Vue de logements sur le site Estuaire, le 11 mai à Bikélé. © Gabonreview

 

Un expert de la SNI sur le terrain. Et, Klaus Oleri. © Gabonreview

Bénéficiaire de l’épineux dossier des logements sociaux de Bikélé, après l’absorption de la Société nationale des logements sociaux (SNLS), la Société nationale immobilière (Sni) est à pied d’œuvre. Le 11 mai, la Sni a dépêché ses experts sur le site de Bikélé pour faire une évaluation du cadre bâti, au grand bonheur collectif des acquéreurs et réservataires des logements sociaux.

«Les agents de la Sni sont là sur instruction de leur hiérarchie et le ministre de l’Habitat. Comme vous le savez, l’État a décidé de nous céder les maisons en l’état. Nous sommes dans la phase pratique de cette décision», a déclaré le président du collectif. «Nous sommes là avec les experts de la Sni pour faire l’évaluation à partir de laquelle nous saurons le coût réel de l’existant. Et, les modalités réelles de paiement pour occuper les logements», a expliqué Klaus Oleri.

Le site de Bikélé compte plus de 1000 logements en location-vente (Lot Estuaire) et vente directe (Lot Atlantique). Cinq ans après le début du projet, les logements ne sont toujours pas livrés. En concertation avec les clients, l’État a donc décidé de céder les maisons en l’état, quel que soit leur niveau d’avancement.

«Il y a des clients qui ont payé les maisons cash et ceux qui ont opté pour la location-vente. Toutes les maisons seront expertisées pour avoir leur valeur réelle. Pour ceux qui ont payé cash, s’il s’avère qu’il y a un trop-perçu à l’issue de l’expertise, on verra avec la Sni les modalités de remboursement ou les compensations. Pour les clients en location-vente, ils continueront à payer les maisons selon un échéancier bien défini», a détaillé Klaus Oleri.

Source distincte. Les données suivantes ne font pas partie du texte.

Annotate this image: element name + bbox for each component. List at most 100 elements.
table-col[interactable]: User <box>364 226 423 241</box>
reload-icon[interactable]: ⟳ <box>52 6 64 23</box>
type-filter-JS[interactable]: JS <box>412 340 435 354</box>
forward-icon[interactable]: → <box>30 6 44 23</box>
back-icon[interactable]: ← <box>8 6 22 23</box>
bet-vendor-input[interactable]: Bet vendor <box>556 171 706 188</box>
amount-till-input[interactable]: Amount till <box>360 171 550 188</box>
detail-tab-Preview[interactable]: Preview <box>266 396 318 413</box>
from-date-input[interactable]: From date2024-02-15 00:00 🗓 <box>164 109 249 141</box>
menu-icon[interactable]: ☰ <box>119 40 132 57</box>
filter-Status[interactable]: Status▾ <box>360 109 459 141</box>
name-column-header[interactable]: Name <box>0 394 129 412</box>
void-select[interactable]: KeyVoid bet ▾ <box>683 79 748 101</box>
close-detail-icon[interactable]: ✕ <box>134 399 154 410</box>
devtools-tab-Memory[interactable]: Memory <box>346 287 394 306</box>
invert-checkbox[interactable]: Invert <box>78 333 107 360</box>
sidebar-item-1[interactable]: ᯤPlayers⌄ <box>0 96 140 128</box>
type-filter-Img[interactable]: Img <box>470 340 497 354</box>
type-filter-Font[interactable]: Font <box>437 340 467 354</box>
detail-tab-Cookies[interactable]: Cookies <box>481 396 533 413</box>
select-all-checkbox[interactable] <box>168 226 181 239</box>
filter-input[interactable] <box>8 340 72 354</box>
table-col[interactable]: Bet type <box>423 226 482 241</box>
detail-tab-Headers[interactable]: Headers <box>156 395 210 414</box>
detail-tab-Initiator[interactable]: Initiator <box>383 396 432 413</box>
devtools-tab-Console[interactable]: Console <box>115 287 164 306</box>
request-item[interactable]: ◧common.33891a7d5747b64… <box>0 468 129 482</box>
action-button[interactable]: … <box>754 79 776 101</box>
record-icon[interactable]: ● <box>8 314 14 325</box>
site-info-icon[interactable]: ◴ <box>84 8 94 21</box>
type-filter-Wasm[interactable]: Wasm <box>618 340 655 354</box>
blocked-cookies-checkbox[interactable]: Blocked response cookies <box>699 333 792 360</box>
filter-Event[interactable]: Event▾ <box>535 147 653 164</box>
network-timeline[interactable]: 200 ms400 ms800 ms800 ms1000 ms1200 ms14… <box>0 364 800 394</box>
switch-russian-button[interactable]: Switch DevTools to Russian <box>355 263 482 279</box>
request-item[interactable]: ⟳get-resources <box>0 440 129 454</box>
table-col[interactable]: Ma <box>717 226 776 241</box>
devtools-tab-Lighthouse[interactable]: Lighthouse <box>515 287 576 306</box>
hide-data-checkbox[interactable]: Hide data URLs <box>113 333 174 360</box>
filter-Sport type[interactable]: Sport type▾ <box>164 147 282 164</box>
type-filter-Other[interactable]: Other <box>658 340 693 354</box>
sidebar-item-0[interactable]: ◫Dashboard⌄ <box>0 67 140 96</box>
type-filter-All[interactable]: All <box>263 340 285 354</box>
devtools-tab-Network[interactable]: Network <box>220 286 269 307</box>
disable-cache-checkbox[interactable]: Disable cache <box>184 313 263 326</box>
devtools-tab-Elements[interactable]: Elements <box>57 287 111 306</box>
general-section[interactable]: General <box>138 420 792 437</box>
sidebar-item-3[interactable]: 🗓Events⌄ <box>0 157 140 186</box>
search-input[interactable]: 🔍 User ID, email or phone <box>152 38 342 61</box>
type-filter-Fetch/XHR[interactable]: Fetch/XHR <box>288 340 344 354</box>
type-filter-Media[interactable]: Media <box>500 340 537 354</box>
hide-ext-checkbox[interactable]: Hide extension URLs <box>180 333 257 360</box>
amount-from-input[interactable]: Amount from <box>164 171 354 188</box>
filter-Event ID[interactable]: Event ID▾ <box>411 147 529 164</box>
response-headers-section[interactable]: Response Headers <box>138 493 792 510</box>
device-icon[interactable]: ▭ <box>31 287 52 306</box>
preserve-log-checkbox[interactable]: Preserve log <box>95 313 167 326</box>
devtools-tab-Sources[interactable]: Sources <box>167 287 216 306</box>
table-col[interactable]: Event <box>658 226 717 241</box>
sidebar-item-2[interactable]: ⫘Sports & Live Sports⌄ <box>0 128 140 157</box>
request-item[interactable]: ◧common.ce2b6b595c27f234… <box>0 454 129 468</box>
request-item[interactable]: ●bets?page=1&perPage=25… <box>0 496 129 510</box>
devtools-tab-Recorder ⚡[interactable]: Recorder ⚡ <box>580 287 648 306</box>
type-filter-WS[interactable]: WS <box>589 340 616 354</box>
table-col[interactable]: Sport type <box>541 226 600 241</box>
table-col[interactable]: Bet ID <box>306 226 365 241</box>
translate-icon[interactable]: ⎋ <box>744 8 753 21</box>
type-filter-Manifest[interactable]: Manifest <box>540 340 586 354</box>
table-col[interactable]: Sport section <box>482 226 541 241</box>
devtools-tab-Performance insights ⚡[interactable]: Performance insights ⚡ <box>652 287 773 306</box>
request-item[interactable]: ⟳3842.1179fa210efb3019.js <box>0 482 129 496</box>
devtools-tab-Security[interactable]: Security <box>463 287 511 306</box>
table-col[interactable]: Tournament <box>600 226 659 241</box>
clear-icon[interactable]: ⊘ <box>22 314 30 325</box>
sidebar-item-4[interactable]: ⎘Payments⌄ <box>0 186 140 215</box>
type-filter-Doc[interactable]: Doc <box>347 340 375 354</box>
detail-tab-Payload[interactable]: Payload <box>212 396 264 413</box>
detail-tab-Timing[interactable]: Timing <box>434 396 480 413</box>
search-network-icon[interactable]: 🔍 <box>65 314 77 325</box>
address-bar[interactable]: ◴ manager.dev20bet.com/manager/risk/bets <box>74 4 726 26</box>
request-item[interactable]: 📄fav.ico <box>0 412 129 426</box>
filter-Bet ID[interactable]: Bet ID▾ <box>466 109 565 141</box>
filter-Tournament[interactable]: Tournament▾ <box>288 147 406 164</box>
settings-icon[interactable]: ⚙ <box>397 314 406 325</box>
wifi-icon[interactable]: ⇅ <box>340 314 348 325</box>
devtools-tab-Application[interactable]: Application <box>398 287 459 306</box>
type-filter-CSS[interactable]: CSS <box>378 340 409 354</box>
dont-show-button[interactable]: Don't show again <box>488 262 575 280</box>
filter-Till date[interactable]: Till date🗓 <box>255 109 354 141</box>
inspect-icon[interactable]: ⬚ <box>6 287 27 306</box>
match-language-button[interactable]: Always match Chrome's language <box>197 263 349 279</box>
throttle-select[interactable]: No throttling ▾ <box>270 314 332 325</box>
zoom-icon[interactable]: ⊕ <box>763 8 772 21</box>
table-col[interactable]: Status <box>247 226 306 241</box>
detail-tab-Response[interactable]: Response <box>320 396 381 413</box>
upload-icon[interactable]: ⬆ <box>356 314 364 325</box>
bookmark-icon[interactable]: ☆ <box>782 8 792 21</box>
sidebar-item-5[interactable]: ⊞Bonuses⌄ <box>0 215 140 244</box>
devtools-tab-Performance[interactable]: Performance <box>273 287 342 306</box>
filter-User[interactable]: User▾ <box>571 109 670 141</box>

L’expertise des logements s’étendra sur deux semaines. Elle touchera dans un premier temps, le collectif qui compte environ 260 membres. «Nous servirons de catalyseur dans le cadre de cette démarche. Par ailleurs, nous invitons les clients non membres à nous rejoindre ou à se mobiliser, pour faire avancer les choses. Car ensemble nous sommes plus forts», a estimé le président du collectif.

Sur le site de Bikélé, une poignée de clients sont déjà installés dans leurs maisons. Une question se pose cependant avec acuité, celle des Voiries et réseaux divers (VRD). Un aspect sur lequel les clients attendent l’implication de l’État. «Nous allons voir le ministre de l’Habitat et le directeur général de la Sni, pour voir dans quelle mesure il faudra faire les VRD. Car, c’est à l’État d’apporter l’eau et l’électricité en milieu urbain et, faire les routes. Dès que nous aurons les montants réels des logements, nous allons payer le bâti. Mais pour les VRD, nous sollicitons l’État pour nous accompagner», a conclu Klaus Oleri.